Passati i tre giorni, le scoliamo dall’acqua, le tagliamo a fettine, cercando di far cadere il loro succo dentro la pentola, le pesiamo e le mettiamo a cuocere per dieci minuti con l’acqua che sia la metà del peso delle arance ed il succo di un limone. Aggiungiamo ora lo zucchero la metà del loro peso, la bacca di vaniglia aperta, lasciamo cuocere mescolando spesso e quando le arance si presentano morbide, le tiriamo su con un mestolo bucato e le lasciamo riposare per una notte dentro una ciotola. Il giorno dopo rimettiamo a cuocere lo sciroppo che si è formato unendo le arance. Spegniamo, le scoliamo e le lasciamo riposare ancora per una notte. Rimettiamo a bollire lo sciroppo uniamo le arance e finiamo la cottura. La marmellata deve essere gelatinosa e con le fette intere. A questo punto uniamo il liquore mescoliamo per poco spegniamo ed invasiamo nei vasetti sterilizzati, se ci piace e noi lo abbiamo fatto, uniamo ancora un goccio di liquore prima di chiudere con i loro coperchi e li mettiamo a testa in giù. Per sicurezza possiamo sterilizzare la marmellata il giorno dopo mettendola nella pentola con acqua fredda e protetta da canovacci per evitare che si possano rompere nella bollitura che deve durare 30 minuti dall’inizio del bollore. Lasciamo freddare i vasetti nella pentola e riponiamo in dispensa.

La marmellata è buonissima e profumatissima.

Buona vita, buona marmellata di arance a fette e liquore di arancia!

A presto ❤️

Marmellata di arance e mandorle

Va via come il pane la nostra marmellata di arance!

Prepararla è una gioia, il suo profumo ed il sapore mi inebriano!

Mi piace toccare le arance sotto l’acqua corrente perché si sprigionano i suoi olii, mi piace tagliarle perché il loro succo mi ammorbidisce le mani!

Mi piace quando preparo lo sciroppo di zucchero e le immergo e mi sale la voglia di vedere la marmellata sopra una buona fetta di pane o nella crostata!

Mi piace aprire i vetri della vecchia credenza rossa di Peppa, riporre i vasetti e poi metterli in ordine come dei soldatini di un bimbo!

Mi piace questa marmellata di arance profumata di mandorle amare!

La nostra ricetta!

Ingredienti

2,5 di arance navel

1,3 hg di zucchero

Un bicchierino di liquore all’arancia

100 gr di mandorle con alcuna amara

Preparazione

Dopo aver lavato le arance, le peliamo per togliere la buccia dalla quale asportiamo la parte bianca, l’albedo perché amaro. Facciamo a fettine le bucce, le scottiamo in acqua fredda per alcuni minuti, cambiando l’acqua per altre due volte.

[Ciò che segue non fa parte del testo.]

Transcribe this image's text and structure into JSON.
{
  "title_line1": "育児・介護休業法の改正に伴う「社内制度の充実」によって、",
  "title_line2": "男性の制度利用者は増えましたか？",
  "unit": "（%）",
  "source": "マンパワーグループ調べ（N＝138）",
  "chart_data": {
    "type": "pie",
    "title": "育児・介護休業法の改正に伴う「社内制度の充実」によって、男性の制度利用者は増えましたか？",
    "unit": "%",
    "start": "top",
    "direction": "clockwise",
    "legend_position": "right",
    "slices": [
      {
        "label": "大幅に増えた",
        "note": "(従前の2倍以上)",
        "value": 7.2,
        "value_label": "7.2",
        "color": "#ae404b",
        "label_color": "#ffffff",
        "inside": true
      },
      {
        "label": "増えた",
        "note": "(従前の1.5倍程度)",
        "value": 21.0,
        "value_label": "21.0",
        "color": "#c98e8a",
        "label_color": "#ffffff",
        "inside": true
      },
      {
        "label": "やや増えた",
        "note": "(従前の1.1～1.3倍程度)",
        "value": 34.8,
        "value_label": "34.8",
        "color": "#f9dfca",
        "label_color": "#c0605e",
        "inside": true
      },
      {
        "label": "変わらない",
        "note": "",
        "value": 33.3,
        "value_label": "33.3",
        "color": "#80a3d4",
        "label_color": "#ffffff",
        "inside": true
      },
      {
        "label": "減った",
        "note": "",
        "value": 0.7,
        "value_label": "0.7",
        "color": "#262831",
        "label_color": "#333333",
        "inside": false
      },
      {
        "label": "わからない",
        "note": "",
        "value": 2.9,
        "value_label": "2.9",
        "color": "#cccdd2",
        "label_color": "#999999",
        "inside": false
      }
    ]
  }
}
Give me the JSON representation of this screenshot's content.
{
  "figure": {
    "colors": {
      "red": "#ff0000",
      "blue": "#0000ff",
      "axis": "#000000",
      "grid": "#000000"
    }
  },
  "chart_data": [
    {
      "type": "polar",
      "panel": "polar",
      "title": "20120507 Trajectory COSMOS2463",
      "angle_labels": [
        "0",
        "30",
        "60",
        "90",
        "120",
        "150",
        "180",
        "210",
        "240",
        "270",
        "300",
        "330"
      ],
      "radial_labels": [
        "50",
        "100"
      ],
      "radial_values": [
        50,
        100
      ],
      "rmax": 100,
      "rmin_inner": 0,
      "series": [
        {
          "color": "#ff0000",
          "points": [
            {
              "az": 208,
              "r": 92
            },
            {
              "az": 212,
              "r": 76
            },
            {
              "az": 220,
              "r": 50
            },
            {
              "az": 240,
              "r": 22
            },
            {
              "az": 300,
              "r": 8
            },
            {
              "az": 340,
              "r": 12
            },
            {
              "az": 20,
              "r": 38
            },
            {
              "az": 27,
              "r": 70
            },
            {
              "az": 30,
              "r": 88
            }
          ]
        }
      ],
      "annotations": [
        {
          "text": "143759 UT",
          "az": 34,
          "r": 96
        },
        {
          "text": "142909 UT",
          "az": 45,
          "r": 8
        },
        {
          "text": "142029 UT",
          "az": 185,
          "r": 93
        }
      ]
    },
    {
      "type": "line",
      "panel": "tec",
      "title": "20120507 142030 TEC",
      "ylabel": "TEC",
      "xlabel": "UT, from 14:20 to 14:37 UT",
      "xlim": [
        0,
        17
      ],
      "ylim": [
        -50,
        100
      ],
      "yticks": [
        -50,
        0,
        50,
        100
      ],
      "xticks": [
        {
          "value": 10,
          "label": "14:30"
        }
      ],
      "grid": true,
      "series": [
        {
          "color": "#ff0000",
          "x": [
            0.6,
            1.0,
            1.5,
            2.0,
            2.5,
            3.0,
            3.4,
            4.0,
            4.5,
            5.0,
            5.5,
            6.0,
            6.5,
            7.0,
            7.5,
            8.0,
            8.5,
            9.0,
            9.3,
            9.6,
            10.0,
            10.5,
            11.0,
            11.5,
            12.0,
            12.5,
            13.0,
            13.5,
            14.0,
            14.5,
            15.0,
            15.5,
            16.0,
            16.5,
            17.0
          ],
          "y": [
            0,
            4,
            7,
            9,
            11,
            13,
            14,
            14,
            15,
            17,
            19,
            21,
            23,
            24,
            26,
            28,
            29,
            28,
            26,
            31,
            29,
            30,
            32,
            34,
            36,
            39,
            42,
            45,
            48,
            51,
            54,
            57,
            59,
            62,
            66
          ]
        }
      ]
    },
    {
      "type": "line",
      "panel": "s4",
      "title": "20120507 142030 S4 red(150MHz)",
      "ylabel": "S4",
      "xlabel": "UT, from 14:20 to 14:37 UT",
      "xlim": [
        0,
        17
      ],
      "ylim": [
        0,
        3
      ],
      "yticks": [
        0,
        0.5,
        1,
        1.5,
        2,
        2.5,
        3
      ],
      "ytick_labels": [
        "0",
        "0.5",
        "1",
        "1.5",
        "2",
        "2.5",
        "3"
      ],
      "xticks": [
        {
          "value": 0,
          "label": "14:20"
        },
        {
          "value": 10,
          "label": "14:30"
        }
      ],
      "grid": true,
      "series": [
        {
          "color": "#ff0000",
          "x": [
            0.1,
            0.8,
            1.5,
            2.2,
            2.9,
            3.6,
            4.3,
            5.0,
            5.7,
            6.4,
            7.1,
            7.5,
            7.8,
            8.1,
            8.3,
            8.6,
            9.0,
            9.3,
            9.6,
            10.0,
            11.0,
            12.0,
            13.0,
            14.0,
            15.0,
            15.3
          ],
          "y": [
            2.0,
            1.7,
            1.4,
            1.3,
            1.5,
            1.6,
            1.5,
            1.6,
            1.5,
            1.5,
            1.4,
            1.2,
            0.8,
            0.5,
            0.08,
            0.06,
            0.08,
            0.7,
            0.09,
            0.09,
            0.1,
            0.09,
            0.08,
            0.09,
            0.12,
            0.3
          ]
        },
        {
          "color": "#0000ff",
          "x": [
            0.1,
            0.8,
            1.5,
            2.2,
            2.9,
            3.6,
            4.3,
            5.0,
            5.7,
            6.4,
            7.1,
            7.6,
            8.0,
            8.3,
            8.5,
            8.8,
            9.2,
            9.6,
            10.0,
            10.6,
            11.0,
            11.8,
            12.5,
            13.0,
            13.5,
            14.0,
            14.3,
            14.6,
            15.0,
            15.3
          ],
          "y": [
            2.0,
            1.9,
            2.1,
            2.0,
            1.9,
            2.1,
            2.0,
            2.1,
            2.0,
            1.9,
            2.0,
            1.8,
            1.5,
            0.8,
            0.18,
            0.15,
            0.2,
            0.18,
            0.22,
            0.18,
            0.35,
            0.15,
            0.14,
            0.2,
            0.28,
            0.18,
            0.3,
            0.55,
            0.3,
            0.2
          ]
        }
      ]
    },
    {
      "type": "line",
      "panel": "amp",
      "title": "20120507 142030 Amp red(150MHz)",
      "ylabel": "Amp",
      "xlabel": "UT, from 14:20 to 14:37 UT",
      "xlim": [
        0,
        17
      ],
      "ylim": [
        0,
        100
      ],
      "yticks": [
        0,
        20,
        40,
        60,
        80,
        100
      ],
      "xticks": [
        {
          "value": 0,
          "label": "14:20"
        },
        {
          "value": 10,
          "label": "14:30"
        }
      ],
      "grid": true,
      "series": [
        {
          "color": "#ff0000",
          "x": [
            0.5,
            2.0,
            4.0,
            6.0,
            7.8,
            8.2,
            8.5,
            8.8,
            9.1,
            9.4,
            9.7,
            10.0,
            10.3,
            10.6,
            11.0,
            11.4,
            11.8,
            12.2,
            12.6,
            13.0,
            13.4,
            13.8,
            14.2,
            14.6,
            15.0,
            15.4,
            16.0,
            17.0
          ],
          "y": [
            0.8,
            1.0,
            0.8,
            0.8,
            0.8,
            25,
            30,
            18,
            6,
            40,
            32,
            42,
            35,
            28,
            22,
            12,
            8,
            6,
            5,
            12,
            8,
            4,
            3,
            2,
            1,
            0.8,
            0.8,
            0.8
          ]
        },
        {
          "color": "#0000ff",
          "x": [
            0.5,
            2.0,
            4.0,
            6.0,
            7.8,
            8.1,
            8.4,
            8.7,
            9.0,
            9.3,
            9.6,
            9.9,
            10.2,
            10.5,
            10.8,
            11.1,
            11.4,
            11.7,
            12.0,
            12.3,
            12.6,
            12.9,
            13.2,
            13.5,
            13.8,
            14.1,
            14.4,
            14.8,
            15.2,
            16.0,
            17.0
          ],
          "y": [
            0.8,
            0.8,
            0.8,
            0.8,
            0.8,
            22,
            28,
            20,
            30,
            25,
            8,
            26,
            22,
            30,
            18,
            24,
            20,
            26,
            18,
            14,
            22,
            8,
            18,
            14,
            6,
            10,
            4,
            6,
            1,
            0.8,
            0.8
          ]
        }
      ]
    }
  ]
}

Mettiamo le arance pelate vivo e a fettine nella pentola e lasciamo cuocere per una ventina di minuti, a questo punto, le frulliamo una parte, le rimettiamo a cuocere con le altre rimaste nella pentola, uniamo le bucce scottate, lo zucchero lasciandone tre cucchiai per le mandorle, il liquore e lasciamo cuocere per altri venti minuti mescolando spesso.

Ora frulliamo le mandorle con lo zucchero rimasto e aggiungiamole alla marmellata lasciando cuocere fino quando vedremo che mettendone un cucchiaino nel piattino non scivolerà via, se lo farà perché troppo liquida la lasceremo cuocere per alcuni minuti!

Versiamo subito la marmellata dentro i vasetti sterilizzati al forno a 100 gradi per venti minuti e chiudiamo con i loro coperchi! Ora possiamo capovolgere i vasetti per ottenere il sotto vuoto e per sicurezza li facciamo sterilizzare. Aspettiamo però che si raffreddino prima di metterli dentro la pentola con acqua fredda e canovacci per evitare che bollendo si rompano. Ci vorranno 25/30 minuti dall’inizio del bollore! Riponiamo la marmellata in dispensa e gustiamola dopo un breve periodo!

Buona da sola, buona nella crostata, buona con i formaggi!

Buona davvero!

Buona vita, buona marmellata di arance e mandorle amare!